As time passed, Fauna did not darken as expected and Jimmie never believed that she was what was then called “mulatto”. Fauna, on the other hand, never
doubted her documented racially mixed background and was determined to do what she could to fit into the only culture she knew. Growing up in a time when Civil Rights Legislation was merely background noise, she confronted racism from the white people she encountered for living with “Negroes” while at the same time experiencing distrust and contempt from the people in each of the black neighborhoods in which she resided with Jimmie Lee.
Jimmie Lee began a relationship with Homer Faison when Fauna was only about 3 or 4 years old. He worked at the Esquire Barbershop as a shoeshine man and they continued to raise
Fauna as her own, protecting her from harm, feeding, clothing and nourishing her until Fauna married at the age of 16 when she delivered her first daughter, Yvette. During these most important early years, Jimmie Lee knew that there was something special about her ward and provided only an occasional glimpse about her real mother, Tamar. When Fauna decided the time was right, she pursued her real mother to find out the true identity of her birth and why she was given away in the first place.
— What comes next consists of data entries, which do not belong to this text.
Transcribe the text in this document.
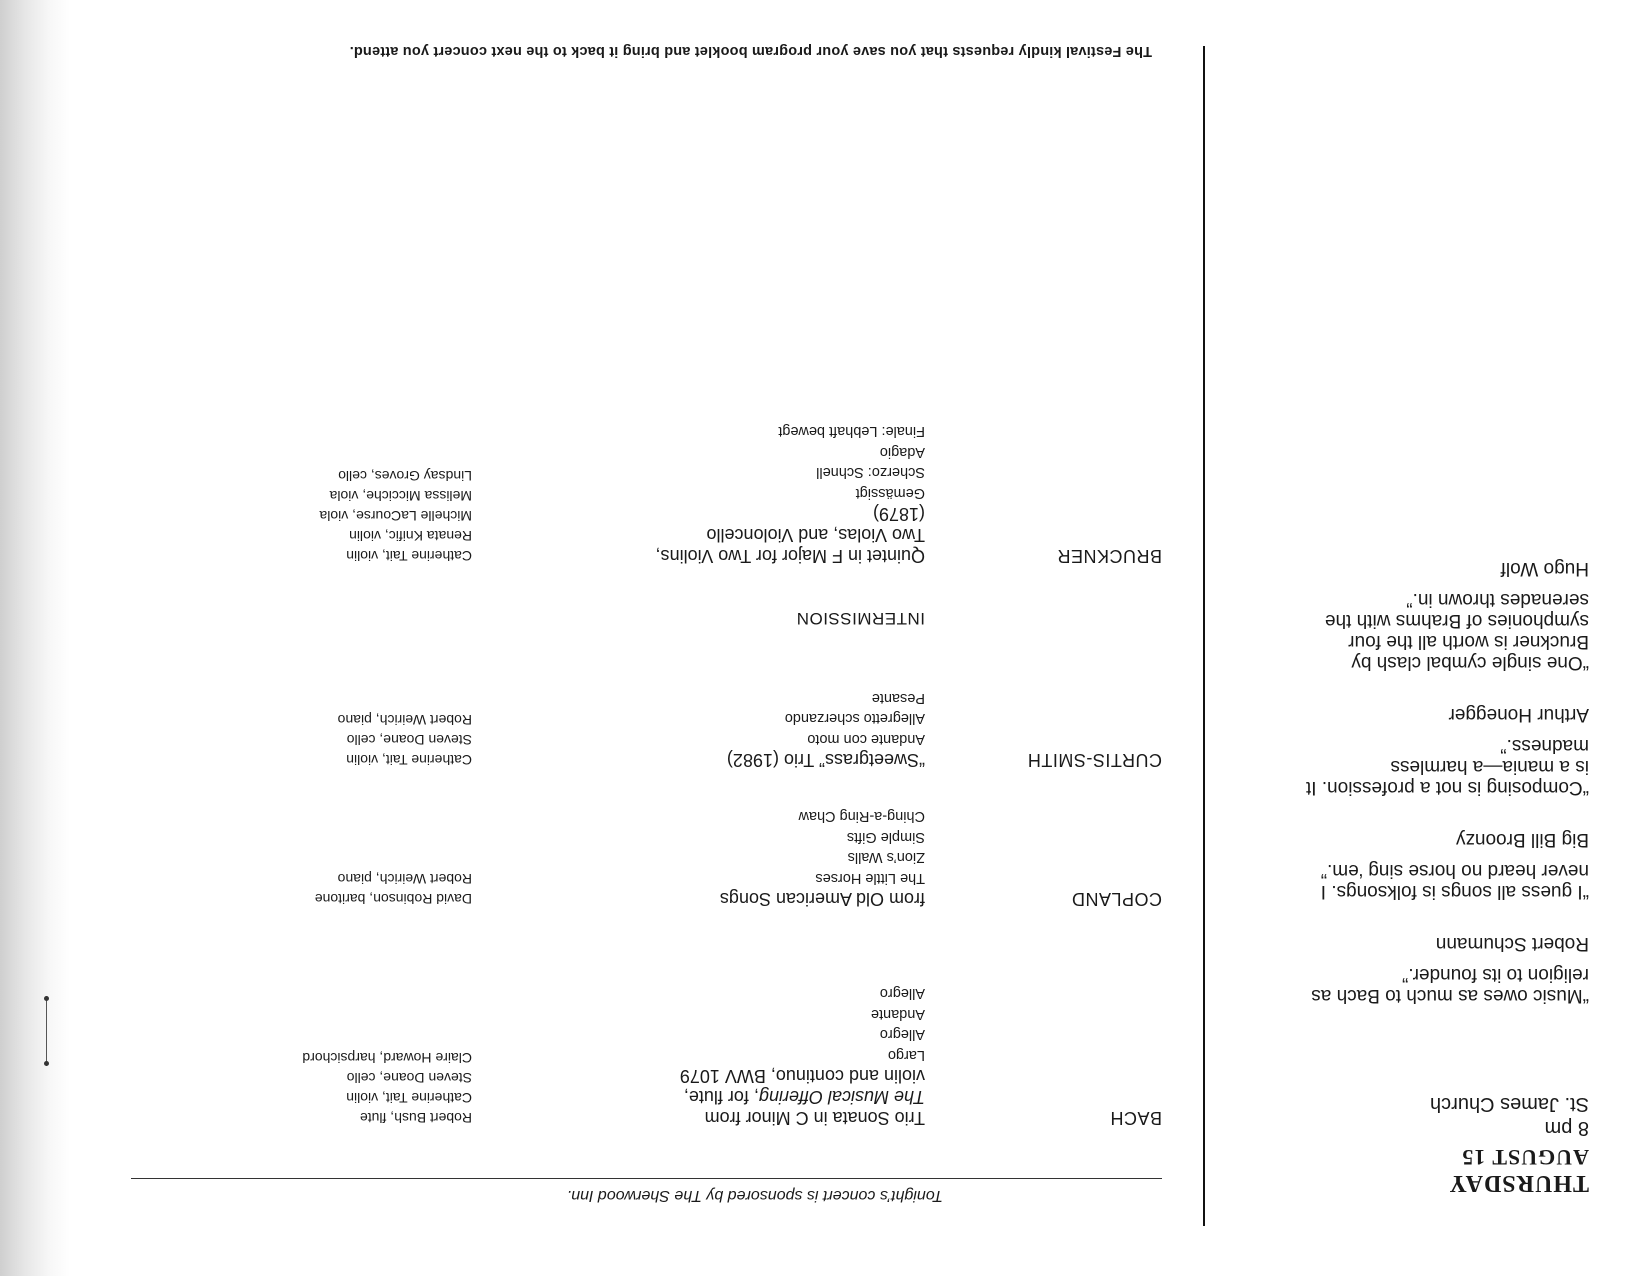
THURSDAY
AUGUST 15
8 pm
St. James Church
“Music owes as much to Bach as religion to its founder.”
Robert Schumann
“I guess all songs is folksongs. I never heard no horse sing ‘em.”
Big Bill Broonzy
“Composing is not a profession. It is a mania—a harmless madness.”
Arthur Honegger
“One single cymbal clash by Bruckner is worth all the four symphonies of Brahms with the serenades thrown in.”
Hugo Wolf
Tonight’s concert is sponsored by The Sherwood Inn.
BACH
Trio Sonata in C Minor from
The Musical Offering, for flute,
violin and continuo, BWV 1079
Largo
Allegro
Andante
Allegro
Robert Bush, flute
Catherine Tait, violin
Steven Doane, cello
Claire Howard, harpsichord
COPLAND
from Old American Songs
The Little Horses
Zion’s Walls
Simple Gifts
Ching-a-Ring Chaw
David Robinson, baritone
Robert Weirich, piano
CURTIS-SMITH
“Sweetgrass” Trio (1982)
Andante con moto
Allegretto scherzando
Pesante
Catherine Tait, violin
Steven Doane, cello
Robert Weirich, piano
INTERMISSION
BRUCKNER
Quintet in F Major for Two Violins,
Two Violas, and Violoncello
(1879)
Gemässigt
Scherzo: Schnell
Adagio
Finale: Lebhaft bewegt
Catherine Tait, violin
Renata Knific, violin
Michelle LaCourse, viola
Melissa Micciche, viola
Lindsay Groves, cello
The Festival kindly requests that you save your program booklet and bring it back to the next concert you attend.
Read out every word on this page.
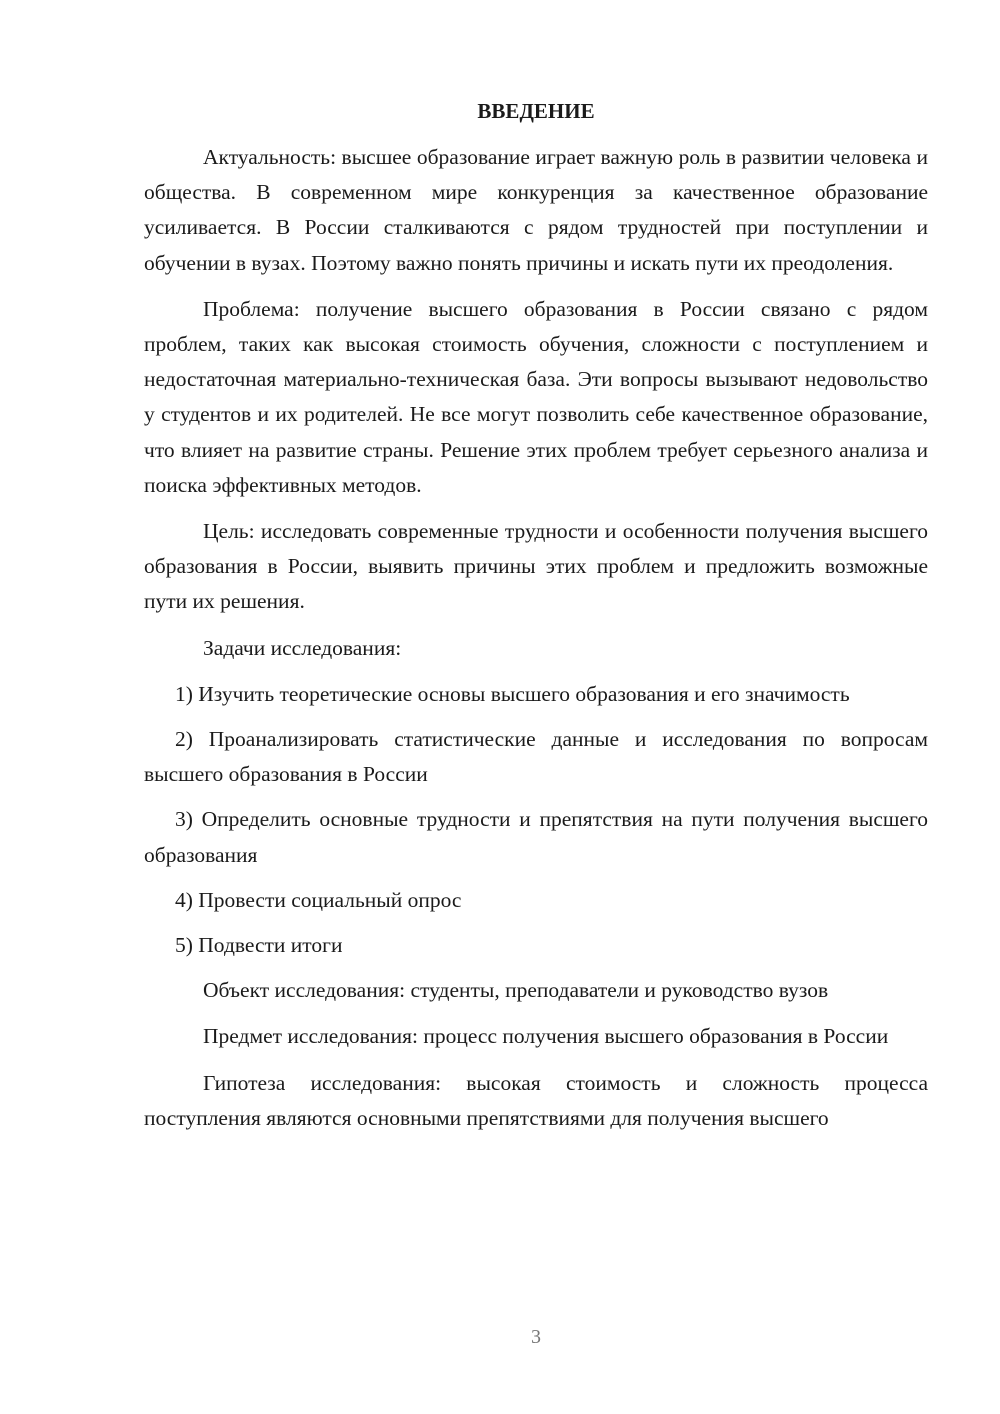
ВВЕДЕНИЕ

Актуальность: высшее образование играет важную роль в развитии человека и общества. В современном мире конкуренция за качественное образование усиливается. В России сталкиваются с рядом трудностей при поступлении и обучении в вузах. Поэтому важно понять причины и искать пути их преодоления.

Проблема: получение высшего образования в России связано с рядом проблем, таких как высокая стоимость обучения, сложности с поступлением и недостаточная материально-техническая база. Эти вопросы вызывают недовольство у студентов и их родителей. Не все могут позволить себе качественное образование, что влияет на развитие страны. Решение этих проблем требует серьезного анализа и поиска эффективных методов.

Цель: исследовать современные трудности и особенности получения высшего образования в России, выявить причины этих проблем и предложить возможные пути их решения.

Задачи исследования:

1) Изучить теоретические основы высшего образования и его значимость

2) Проанализировать статистические данные и исследования по вопросам высшего образования в России

3) Определить основные трудности и препятствия на пути получения высшего образования

4) Провести социальный опрос

5) Подвести итоги

Объект исследования: студенты, преподаватели и руководство вузов

Предмет исследования: процесс получения высшего образования в России

Гипотеза исследования: высокая стоимость и сложность процесса поступления являются основными препятствиями для получения высшего

3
Throughout this difficult search, the relationship between Jimmie Lee and Fauna maintained its bond and in fact, grew stronger. After meeting Tamar for the first time, she knew that it was important to not give up Jimmie Lee as her “mother” and for the rest of Jimmie’s life, Fauna took special care to keep Jimmie Lee as close as possible.
Jimmie Lee was known for her strong personality and unusual care-giving skills. Her relationship with Homer Faison lasted until his death. For Fauna, he was the only father she ever knew.
Since Jimmie Lee’s death, Fauna has maintained her memory by telling a story that covers two decades of strife, heartache, comedy, omissions and mistakes, incest and murder, intrigue and bizarre behavior; but always with the purpose of overcoming the color barrier that she lived with from the day she was born.